THEATRE / dimanche 9 novembre par JACQUES-MARIE BOURGET
Antoine Blondin ne franchissait le boulevard Saint Germain que pour aller à Tokyo. Bien obligé : qui voulait gagner le Japon devait alors se rendre à Orly. Le reste de ses jours il les passait, Chabrol dans son fort, cantonné à un choix, celui de tuer le temps, c’est-à-dire sa vie, obligé de trancher entre l’alcool du « Bar Bac » ou celui du « Courrier de Lyon ». Animé par l’esprit d’aventure, contrairement à Monsieur Jadis, c’est volontiers que je m’aventure dans des coins où je me demande ce que je fais… Sans doute pour observer les singes qui, en hiver, quittent la savane pour s’abriter dans les forêts de la ville ?

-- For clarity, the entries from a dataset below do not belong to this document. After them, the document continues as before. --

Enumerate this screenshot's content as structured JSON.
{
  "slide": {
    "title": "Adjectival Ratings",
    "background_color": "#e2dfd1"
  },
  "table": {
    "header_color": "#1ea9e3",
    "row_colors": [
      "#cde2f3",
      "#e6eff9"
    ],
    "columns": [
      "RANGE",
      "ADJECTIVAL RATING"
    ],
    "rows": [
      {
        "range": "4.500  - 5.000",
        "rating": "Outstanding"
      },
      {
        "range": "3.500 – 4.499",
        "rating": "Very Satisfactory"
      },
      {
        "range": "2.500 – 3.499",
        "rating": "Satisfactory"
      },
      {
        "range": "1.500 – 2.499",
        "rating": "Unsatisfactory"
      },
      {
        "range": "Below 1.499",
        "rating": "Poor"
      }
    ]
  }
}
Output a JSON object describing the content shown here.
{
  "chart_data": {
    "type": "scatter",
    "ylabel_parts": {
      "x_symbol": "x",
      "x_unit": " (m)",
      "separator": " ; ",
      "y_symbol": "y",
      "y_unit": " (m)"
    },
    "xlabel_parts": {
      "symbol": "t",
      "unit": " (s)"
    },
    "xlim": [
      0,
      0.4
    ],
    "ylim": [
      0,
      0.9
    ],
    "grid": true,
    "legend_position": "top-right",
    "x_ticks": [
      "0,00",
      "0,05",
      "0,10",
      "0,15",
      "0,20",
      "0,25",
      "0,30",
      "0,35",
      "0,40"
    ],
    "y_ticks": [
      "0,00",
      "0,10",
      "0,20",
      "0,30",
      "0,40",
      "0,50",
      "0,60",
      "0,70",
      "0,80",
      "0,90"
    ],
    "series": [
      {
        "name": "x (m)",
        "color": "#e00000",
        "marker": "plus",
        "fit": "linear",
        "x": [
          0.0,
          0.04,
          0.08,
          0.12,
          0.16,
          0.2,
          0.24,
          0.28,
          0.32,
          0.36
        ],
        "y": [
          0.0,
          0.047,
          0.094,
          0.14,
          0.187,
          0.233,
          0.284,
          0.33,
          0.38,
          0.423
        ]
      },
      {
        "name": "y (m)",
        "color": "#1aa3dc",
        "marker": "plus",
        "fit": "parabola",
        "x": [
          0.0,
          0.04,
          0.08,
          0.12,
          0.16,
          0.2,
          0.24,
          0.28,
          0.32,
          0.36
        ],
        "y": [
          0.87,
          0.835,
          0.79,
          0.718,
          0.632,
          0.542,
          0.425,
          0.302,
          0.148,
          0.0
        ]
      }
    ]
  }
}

Que faisais-je donc dans le 11e, pas très loin du mur de ces Fédérés qu’on ne vénère pas assez ? Je sais seulement qu’il était tard et qu’il pleuvait. Rue du Chemin vert, qui n’était pour moi qu’une rue vers ailleurs, j’ai pris à droite comme si ce virage allait me faire échapper à la pluie. Paf ! Une impasse mouillée avec au bout une lumière comme celle d’un phare. C’était un petit théâtre baptisé « Le Passage vers les étoiles ». La lumière ne venait donc pas d’un amer, mais de cette voie lactée. La toiture de l’édifice étant en bon état, on y était au sec. Dans une toute petite salle commençait une pièce : « La salle des profs » ou « Les Coulisses du ciel ». Logique, le passage vers les étoiles ne passe-t-il pas par les coulisses du ciel ? Coup de chance, puisqu’on ne donnait pas une œuvre de Yasmina Reza, à laquelle je préfère le typhon Nino. Je pouvais rester et attendre le go d’eau, le top départ de la fin de la pluie.
DU THEATRE SANS BAIGNOIRE
En compagnie d’une petite cinquantaine de spectateurs qui, munis d’imperméables et de pépins n’étaient pas là pour fuir les nuages, j’ai passé un moment inattendu. Et bien cru que Pinget, Becket, Dubillard ou Billetdoux, lassés de leurs limbes, avaient un rendez-vous secret. « La Salle des Profs » est un titre nul qui cache un texte jubilatoire, étonnant, émouvant. BHL et Xavier Bertrand diraient « moderne » En parallèle, en tout cas sans dialoguer, deux personnages, un matheux et une littéraire, soliloquent sur l’infini valeur et le dérisoire de la connaissance. Sur le poids du savoir et sa légèreté. Sur les parallèles qui, contrairement à ce qui se passe dans une chanson de Brel, ne sont pas faites pour se rencontrer. Un troisième homme dont on ignore s’il est balayeur ou prof aussi, est là pour nous rappeler la matérialité, celle de l’odeur de l’encre, la poussière de la craie, l’inconfort des bancs : l’école éternelle.
Dans ce théâtre sans baignoires, je me sens Archimède ou Platon, ce qui ne m’arrive pas souvent, même les jours où il fait humide. Les mots sont savants sans être ridicules, leur enfilage est drôle, loufoque et grave. L’auteur, Christiane Renaud jusque là connue pour sa connaissance du grec et ses livres érudits, et aussi quelques romans, a eu raison de sortir de ses dictionnaires pour mettre du désordre dans tous ces mots trop sages. Les trois acteurs, Boris Van Overtveldt, Simon Gourfink et Anna Durand sont bons, et l’actrice accomplit une seconde performance, minimaliste, en réglant une mise en scène astucieuse, sans espace et sans moyens. Maintenant si vous voyez un type traîner sans pébroque dans le 11e les jours de pluie, c’est moi.